Diets that do and diets that don’t: Part 4 – The Dukan Diet

By Tamzyn Murphy

BSc Med(Hons) Human Nutrition and Dietetics, RD

 

Unlike the typical low carb diet, Dukan is high in protein (starting at 40% of calories) and low in fat (20% of calories). It’s big on rules and the restrictive phases are incredibly strict – any indiscretion is seen as a major failure. The idea is to replace much of your dietary carbs and fat with protein, which is filling, low in calories and takes time and work to digest. Studies on low carb, low fat, high protein diets show that you’ll naturally eat far fewer calories, feel full and you’ll likely experience metabolic benefits, including improved cholesterol, blood fat, glucose and insulin levels, thereby possibly reducing heart disease, diabetes and metabolic syndrome risk.[i], [ii] But weight loss benefits don’t appear to out-do other diets.

There are four phases. Phase one lasts about 5 days and consists almost exclusively of protein food – meat, seafood, poultry, eggs, vegetable-protein and fat-free dairy. No vegetables. Phase two allows non-starchy veg to be added to phase one’s protein foods, on every alternate day, and continues until you’ve lost the weight. The third phase last a few months and allows all the protein food and non-starchy veg you like, as well as limited fruit, whole grain bread and cheese. Phase three also allows two starch servings (e.g. pasta) and two anything-you-want meals each week. Phase four: eat what you like six days of the week, bearing in mind what you learnt during phase 3. On day seven you must eat like you did in phase one. A daily oat bran serving forms part of each phase, probably in an attempt to increase the fibre content of the diet.

Dukan’s excessive protein may increase your risk of gout[iii] and put strain on the kidneys[iv]. And a high protein and low fibre diet is bound to give you constipation. Cutting out entire food groups may put you at risk for nutritional deficiencies. So if you’re insistent on following this diet, it’s probably prudent to take a complete vitamin and mineral supplement, especially during the first two very restrictive phases. Phase four’s sudden dietary freedom may leave you directionless and reverting back to your old ways, resulting in rebound weight gain.

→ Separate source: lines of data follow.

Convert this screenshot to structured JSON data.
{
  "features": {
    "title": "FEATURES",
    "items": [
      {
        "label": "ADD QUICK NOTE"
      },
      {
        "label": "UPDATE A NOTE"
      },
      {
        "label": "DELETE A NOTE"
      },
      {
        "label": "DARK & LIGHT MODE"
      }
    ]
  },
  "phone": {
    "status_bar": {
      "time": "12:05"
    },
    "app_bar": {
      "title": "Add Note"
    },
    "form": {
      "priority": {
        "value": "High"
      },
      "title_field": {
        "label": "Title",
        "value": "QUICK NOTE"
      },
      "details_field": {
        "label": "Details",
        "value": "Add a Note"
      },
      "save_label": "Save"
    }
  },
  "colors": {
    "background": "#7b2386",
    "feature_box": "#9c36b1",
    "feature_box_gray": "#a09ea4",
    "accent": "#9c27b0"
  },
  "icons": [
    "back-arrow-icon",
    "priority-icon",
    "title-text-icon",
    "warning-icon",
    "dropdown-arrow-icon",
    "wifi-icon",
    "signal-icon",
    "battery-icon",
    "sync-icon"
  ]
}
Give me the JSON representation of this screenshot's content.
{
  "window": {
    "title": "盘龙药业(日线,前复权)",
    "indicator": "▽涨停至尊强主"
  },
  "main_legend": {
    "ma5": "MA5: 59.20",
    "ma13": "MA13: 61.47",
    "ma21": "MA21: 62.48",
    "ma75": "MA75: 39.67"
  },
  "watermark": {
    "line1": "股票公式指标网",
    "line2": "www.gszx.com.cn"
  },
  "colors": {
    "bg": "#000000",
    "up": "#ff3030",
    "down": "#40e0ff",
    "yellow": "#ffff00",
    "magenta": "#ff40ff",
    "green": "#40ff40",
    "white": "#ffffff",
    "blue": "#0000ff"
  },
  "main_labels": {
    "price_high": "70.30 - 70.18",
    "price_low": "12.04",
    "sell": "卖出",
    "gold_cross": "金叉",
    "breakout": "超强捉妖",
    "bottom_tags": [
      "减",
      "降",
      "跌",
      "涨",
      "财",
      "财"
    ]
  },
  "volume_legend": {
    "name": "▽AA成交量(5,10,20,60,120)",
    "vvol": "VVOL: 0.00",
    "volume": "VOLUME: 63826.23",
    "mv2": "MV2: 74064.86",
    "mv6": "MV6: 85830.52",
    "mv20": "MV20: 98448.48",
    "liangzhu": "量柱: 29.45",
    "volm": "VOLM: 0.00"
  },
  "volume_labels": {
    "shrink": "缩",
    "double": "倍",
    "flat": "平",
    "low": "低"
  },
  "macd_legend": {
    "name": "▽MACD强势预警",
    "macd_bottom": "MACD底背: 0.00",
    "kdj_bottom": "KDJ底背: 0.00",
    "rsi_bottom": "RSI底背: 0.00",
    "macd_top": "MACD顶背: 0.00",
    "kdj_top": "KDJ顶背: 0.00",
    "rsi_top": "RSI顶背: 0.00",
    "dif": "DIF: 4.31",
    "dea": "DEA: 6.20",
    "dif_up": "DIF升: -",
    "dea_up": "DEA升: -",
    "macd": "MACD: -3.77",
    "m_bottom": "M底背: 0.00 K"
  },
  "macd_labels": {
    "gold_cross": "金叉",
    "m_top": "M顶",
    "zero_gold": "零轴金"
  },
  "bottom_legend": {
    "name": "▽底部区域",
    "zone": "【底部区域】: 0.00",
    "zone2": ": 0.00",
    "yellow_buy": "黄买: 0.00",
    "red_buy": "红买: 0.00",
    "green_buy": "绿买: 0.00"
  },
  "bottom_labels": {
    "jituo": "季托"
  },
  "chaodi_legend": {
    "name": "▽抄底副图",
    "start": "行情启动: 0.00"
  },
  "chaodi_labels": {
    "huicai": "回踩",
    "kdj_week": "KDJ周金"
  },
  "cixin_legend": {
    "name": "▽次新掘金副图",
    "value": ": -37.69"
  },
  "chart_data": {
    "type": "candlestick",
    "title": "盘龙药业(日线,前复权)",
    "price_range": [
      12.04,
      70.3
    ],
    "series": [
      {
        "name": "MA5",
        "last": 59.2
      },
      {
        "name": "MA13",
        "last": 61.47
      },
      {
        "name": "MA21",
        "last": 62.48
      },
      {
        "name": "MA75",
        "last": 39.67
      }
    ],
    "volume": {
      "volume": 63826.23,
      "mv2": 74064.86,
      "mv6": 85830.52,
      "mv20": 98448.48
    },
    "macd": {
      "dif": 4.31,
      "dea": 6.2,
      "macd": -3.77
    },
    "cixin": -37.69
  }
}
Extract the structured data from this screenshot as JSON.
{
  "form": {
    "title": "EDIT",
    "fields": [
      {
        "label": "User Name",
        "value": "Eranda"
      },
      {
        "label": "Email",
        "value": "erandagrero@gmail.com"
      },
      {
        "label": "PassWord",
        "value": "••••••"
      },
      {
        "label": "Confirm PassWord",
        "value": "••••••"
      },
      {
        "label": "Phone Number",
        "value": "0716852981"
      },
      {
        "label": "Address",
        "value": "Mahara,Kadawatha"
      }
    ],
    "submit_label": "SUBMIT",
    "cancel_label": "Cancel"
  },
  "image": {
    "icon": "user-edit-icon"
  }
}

And with all the expensive protein you’re guzzling, prepare for dent in your bank balance; as well as a conscience-prick at the number of animals that are being killed and the environmental impact of a carnivorous diet.

References

[i] Dumesnil JG, Turgeon J, et al. Effect of a low-glycaemic index–low-fat–high protein diet on the atherogenic metabolic risk profile of abdominally obese men. British Journal of Nutrition. Nov 2001;86(5):557-68 

[ii] Farnsworth E, Luscombe ND, et al. Effect of a high-protein, energy-restricted diet on body composition, glycemic control, and lipid concentrations in overweight and obese hyperinsulinemic men and women.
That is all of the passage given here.